Dostoiévski percebia que os idealistas revolucionários — muitos dos quais influenciados por Marx e seus contemporâneos — estavam dispostos a abolir Deus, a tradição, a liberdade e até o sofrimento, para alcançar o paraíso terrestre. Mas ao fazer isso, eles, segundo ele, matam a alma humana. Em Os Demônios (1872), ele mostra como jovens idealistas, seduzidos por ideologias totalizantes, acabam mergulhados em violência, cinismo e desespero. O romance é, ao mesmo tempo, uma tragédia e uma profecia do que viria a ser o século XX.
Para Dostoiévski, sem Deus, tudo é permitido — essa máxima, atribuída ao personagem Ivan Karamázov, é o núcleo de sua crítica. O socialismo, ao tentar substituir a religião por uma nova moralidade laica e igualitária, cria um vazio espiritual. O homem se torna apenas um ser econômico, social, material — mas não mais uma alma imortal, livre para amar, crer e até sofrer com dignidade. A liberdade, para Dostoievski, é mais valiosa do que qualquer promessa de igualdade ou conforto.

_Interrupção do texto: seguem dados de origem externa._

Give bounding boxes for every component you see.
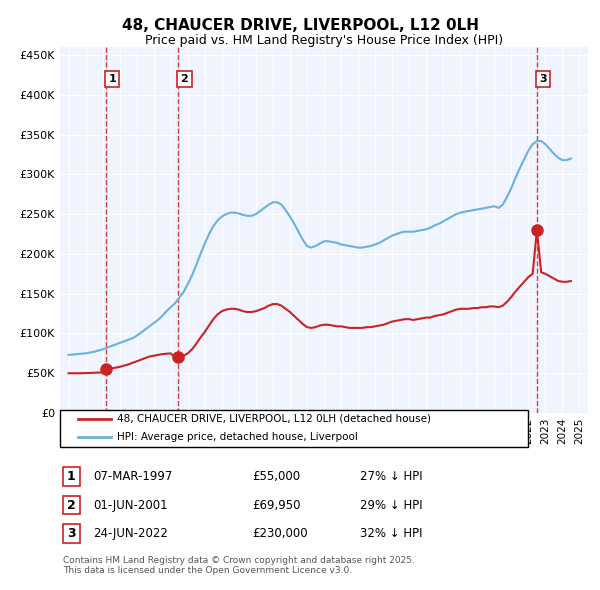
Title: Price paid vs. HM Land Registry's House Price Index (HPI): Price paid vs. HM Land Registry's House … bbox=[145, 34, 503, 47]
Text: 01-JUN-2001: 01-JUN-2001 bbox=[93, 499, 167, 512]
Text: 1: 1 bbox=[67, 470, 76, 483]
Text: £55,000: £55,000 bbox=[252, 470, 300, 483]
Text: 32% ↓ HPI: 32% ↓ HPI bbox=[360, 527, 422, 540]
Text: 29% ↓ HPI: 29% ↓ HPI bbox=[360, 499, 422, 512]
Text: 24-JUN-2022: 24-JUN-2022 bbox=[93, 527, 168, 540]
Text: 2: 2 bbox=[67, 499, 76, 512]
Text: 48, CHAUCER DRIVE, LIVERPOOL, L12 0LH: 48, CHAUCER DRIVE, LIVERPOOL, L12 0LH bbox=[121, 18, 479, 32]
Text: 3: 3 bbox=[539, 74, 547, 84]
Text: 1: 1 bbox=[108, 74, 116, 84]
Text: Contains HM Land Registry data © Crown copyright and database right 2025.
This d: Contains HM Land Registry data © Crown c… bbox=[63, 556, 415, 575]
Text: 48, CHAUCER DRIVE, LIVERPOOL, L12 0LH (detached house): 48, CHAUCER DRIVE, LIVERPOOL, L12 0LH (d… bbox=[117, 414, 431, 424]
Text: 2: 2 bbox=[181, 74, 188, 84]
Text: £230,000: £230,000 bbox=[252, 527, 308, 540]
Text: HPI: Average price, detached house, Liverpool: HPI: Average price, detached house, Live… bbox=[117, 432, 358, 441]
Text: 3: 3 bbox=[67, 527, 76, 540]
Text: 27% ↓ HPI: 27% ↓ HPI bbox=[360, 470, 422, 483]
Text: 07-MAR-1997: 07-MAR-1997 bbox=[93, 470, 172, 483]
Text: £69,950: £69,950 bbox=[252, 499, 301, 512]
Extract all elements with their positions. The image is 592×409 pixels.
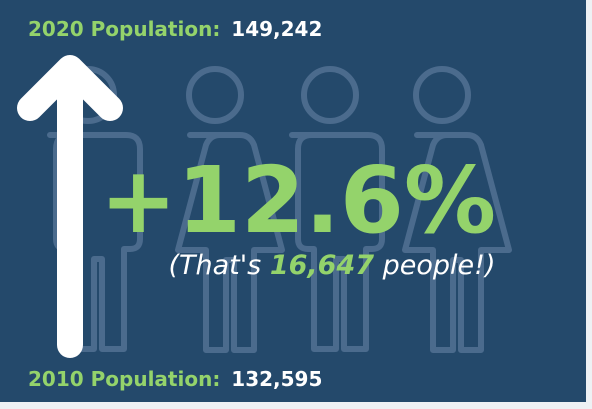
panel [0,0,586,402]
woman-figure-2 [402,66,512,353]
top-value: 149,242 [231,17,322,41]
up-arrow [17,55,123,358]
people-figures [47,66,512,353]
woman-figure-1 [175,66,285,353]
bottom-line: 2010 Population: 132,595 [28,367,322,391]
top-label: 2020 Population: [28,17,220,41]
bottom-value: 132,595 [231,367,322,391]
percent-change: +12.6% [100,147,496,254]
top-line: 2020 Population: 149,242 [28,17,322,41]
note-number: 16,647 [270,250,374,281]
bottom-label: 2010 Population: [28,367,220,391]
note-after: people!) [374,250,495,281]
change-note: (That's 16,647 people!) [168,250,495,281]
note-before: (That's [168,250,269,281]
man-figure-2 [289,66,385,352]
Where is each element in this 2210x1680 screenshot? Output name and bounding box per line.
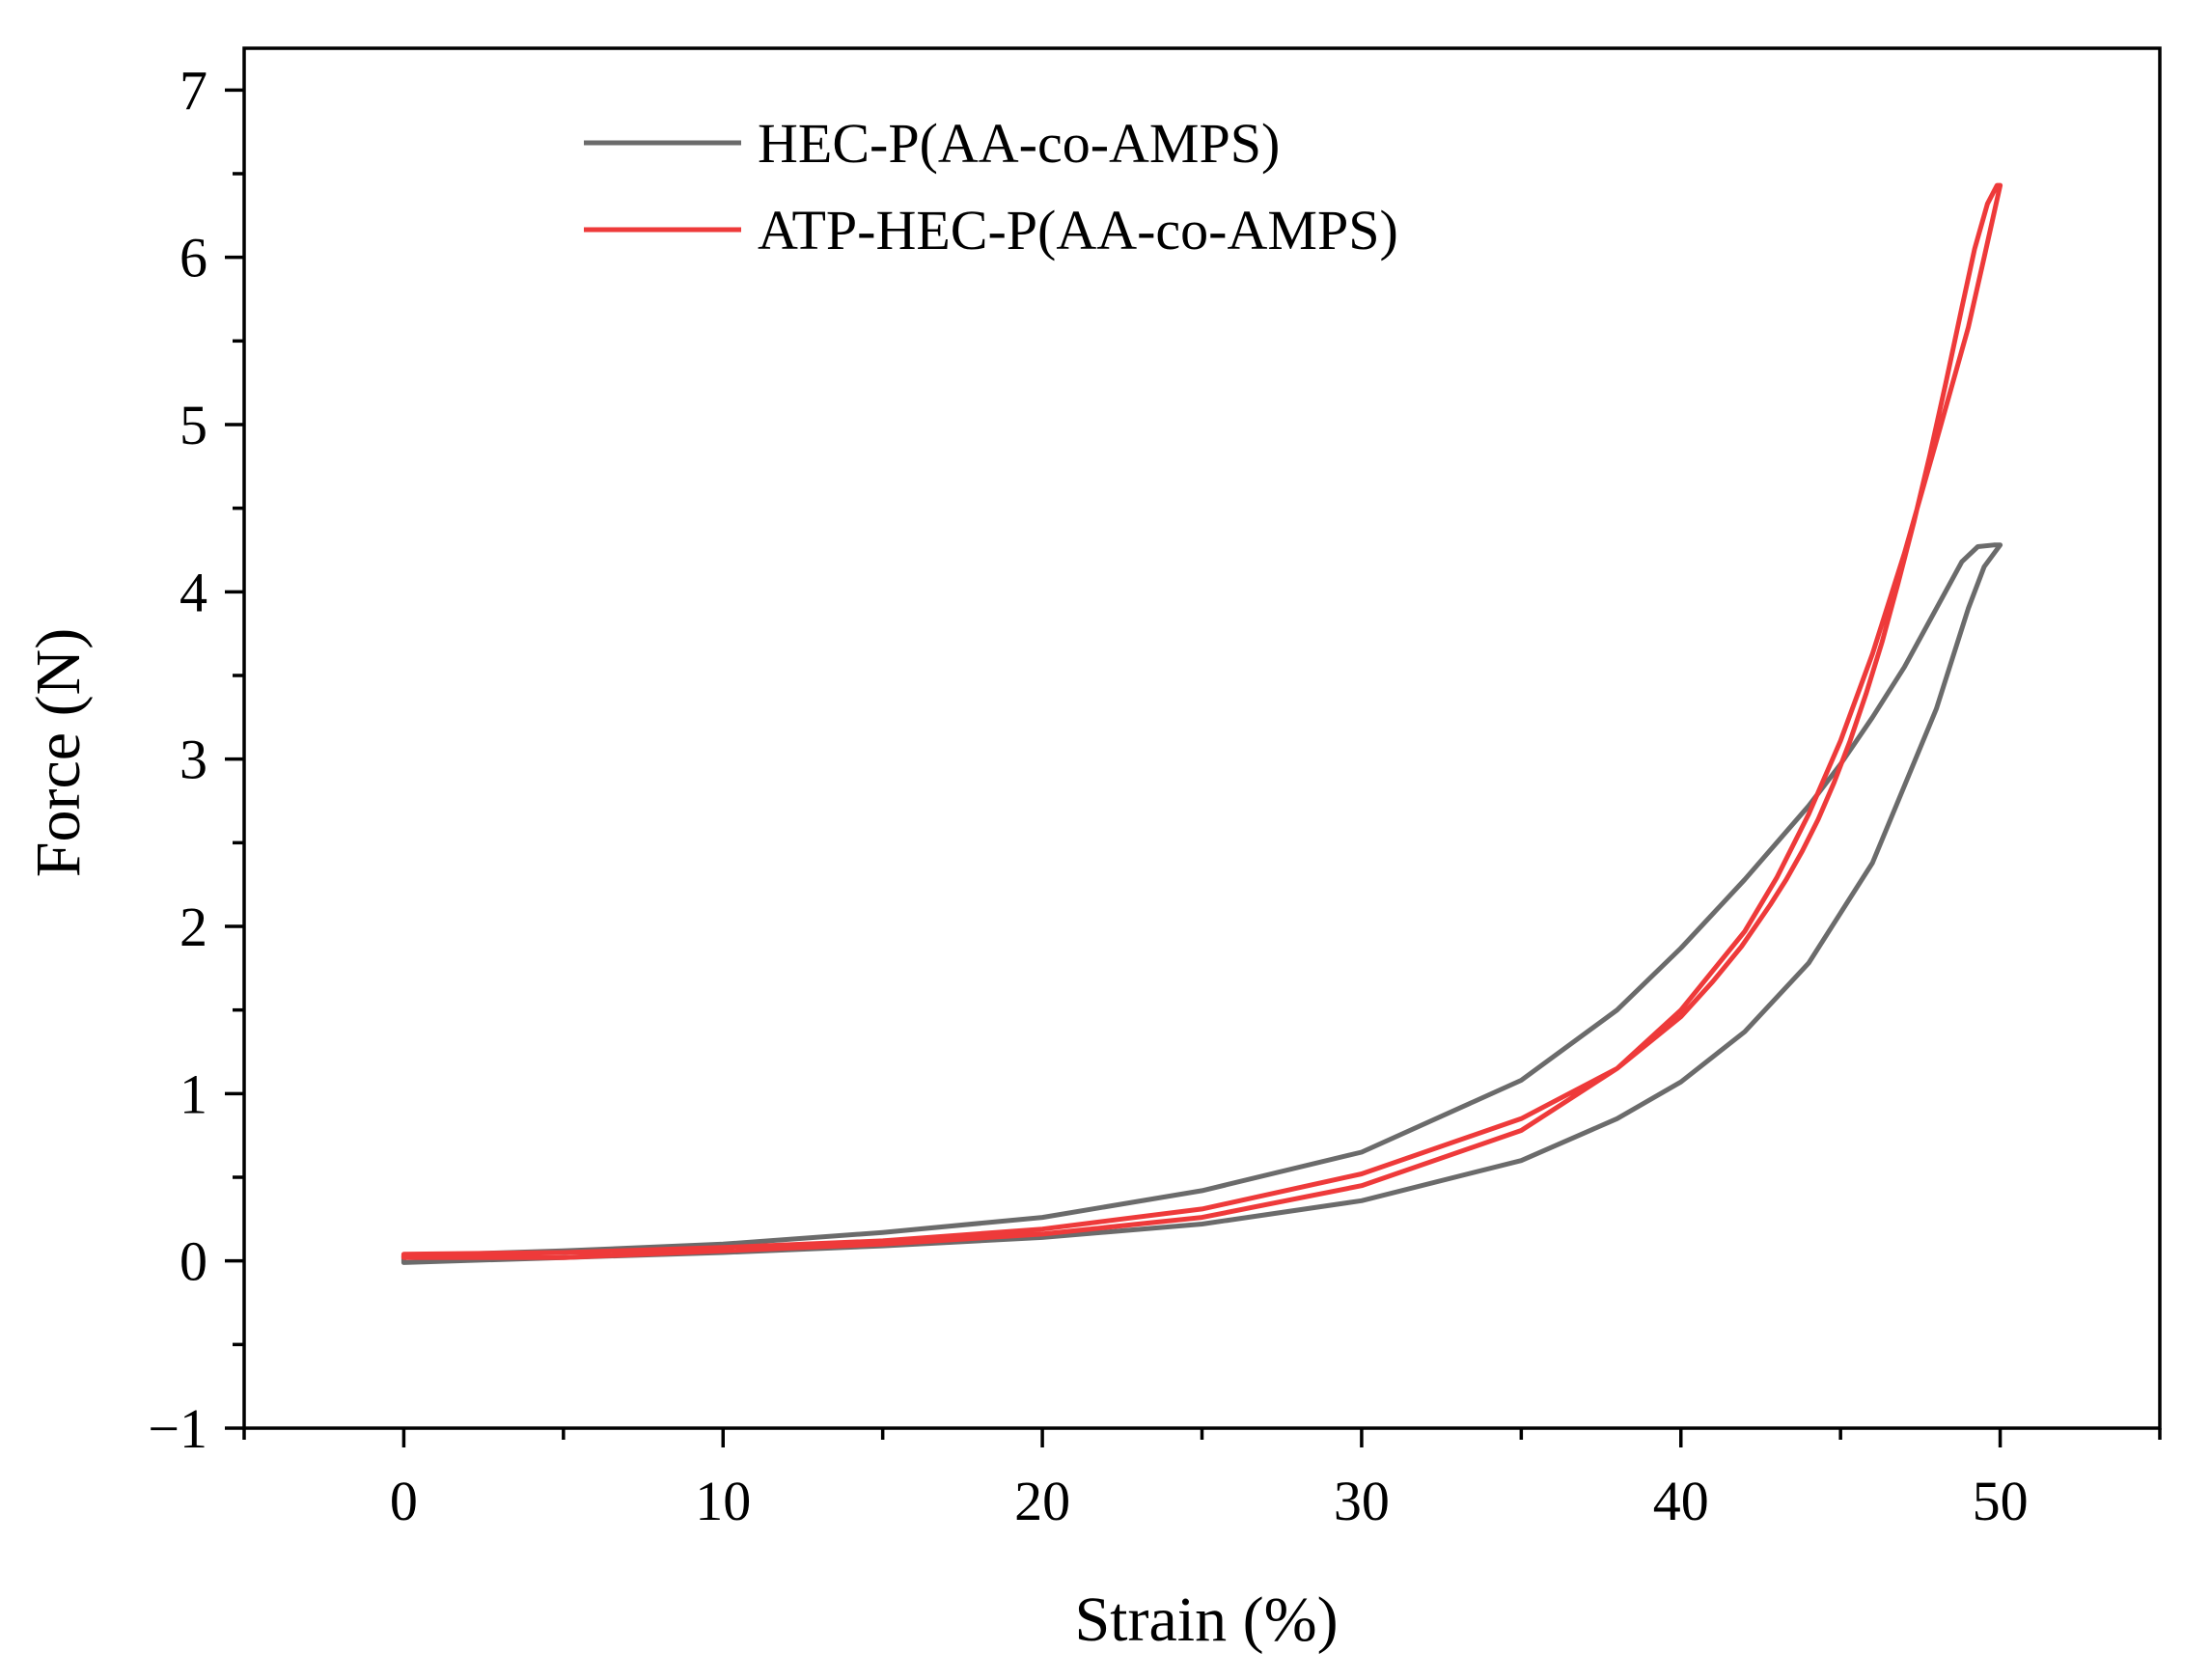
x-tick-label: 0 xyxy=(390,1470,418,1532)
x-tick-label: 30 xyxy=(1334,1470,1390,1532)
x-tick-label: 50 xyxy=(1973,1470,2029,1532)
tick-labels-layer: 0 10 20 30 40 50 −1 0 1 2 3 4 5 6 7 xyxy=(148,59,2028,1532)
legend: HEC-P(AA-co-AMPS) ATP-HEC-P(AA-co-AMPS) xyxy=(584,112,1398,262)
y-tick-label: 0 xyxy=(180,1230,207,1293)
legend-label-hec: HEC-P(AA-co-AMPS) xyxy=(758,112,1280,175)
x-axis-title: Strain (%) xyxy=(1074,1584,1338,1655)
y-tick-label: 4 xyxy=(180,561,207,623)
y-tick-label: 2 xyxy=(180,895,207,958)
ticks-layer xyxy=(225,88,2162,1447)
series-line-atp xyxy=(401,182,2003,1260)
y-tick-label: −1 xyxy=(148,1397,207,1460)
y-axis-title: Force (N) xyxy=(23,628,94,877)
y-tick-label: 7 xyxy=(180,59,207,122)
series-line-hec xyxy=(401,542,2003,1265)
x-tick-label: 20 xyxy=(1014,1470,1070,1532)
y-tick-label: 3 xyxy=(180,729,207,791)
x-tick-label: 10 xyxy=(695,1470,751,1532)
x-tick-label: 40 xyxy=(1653,1470,1709,1532)
series-layer xyxy=(401,182,2003,1265)
y-tick-label: 1 xyxy=(180,1062,207,1125)
y-tick-label: 6 xyxy=(180,227,207,289)
y-tick-label: 5 xyxy=(180,394,207,456)
legend-label-atp: ATP-HEC-P(AA-co-AMPS) xyxy=(758,199,1398,262)
plot-frame xyxy=(242,46,2162,1430)
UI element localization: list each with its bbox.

Sua visão contrasta frontalmente com a do marxismo. Enquanto Marx vê a história como uma luta de classes que culminará em uma sociedade sem exploração, Dostoiévski vê a história como uma luta entre o bem e o mal no coração humano, algo que não pode ser resolvido por sistemas ou estruturas, mas apenas por uma conversão interior. Em vez de uma revolução social, ele aposta em uma redenção espiritual.
É por isso que sua crítica ao socialismo é tão profunda e inquietante: não se trata apenas de discordar de suas propostas econômicas, mas de alertar que, ao tentar salvar a humanidade pela força das ideias, o socialismo pode acabar esmagando aquilo que nos faz humanos. Em nome do bem coletivo, sacrifica-se o indivíduo; em nome da paz, cria-se o controle; em nome da justiça, destrói-se a misericórdia.
Mais de um século depois, a advertência de Dostoiévski continua atual: nenhuma utopia política pode substituir a complexidade da alma humana. A tentativa de construir o céu na terra, se feita à custa da liberdade interior, corre o risco de nos entregar um novo tipo de inferno.
DOSTOIÉVSKI, Fiódor. Notas do Subterrâneo. Tradução de Paulo Bezerra. São Paulo: Editora 34, 2009.
DOSTOIÉVSKI, Fiódor. Os Demônios. Tradução de Boris Schnaiderman. São Paulo: Companhia das Letras, 2009.
DOSTOIÉVSKI, Fiódor. Os Irmãos Karamázov. Tradução de Paulo Bezerra. São Paulo: Editora 34, 2011.
FRANCO, Afonso Arinos de Melo. O Homem e a Revolução em Dostoiévski. Rio de Janeiro: José Olympio, 1954.
PIPES, Richard. Russia under the Old Regime. New York: Penguin Books, 1990.
BERDIAEV, Nicolas. O Espírito da Revolução. São Paulo: É Realizações, 2014. (Obra original: 1937)
FRANK, Joseph. Dostoevsky: A Writer in His Time. Princeton: Princeton University Press, 2010.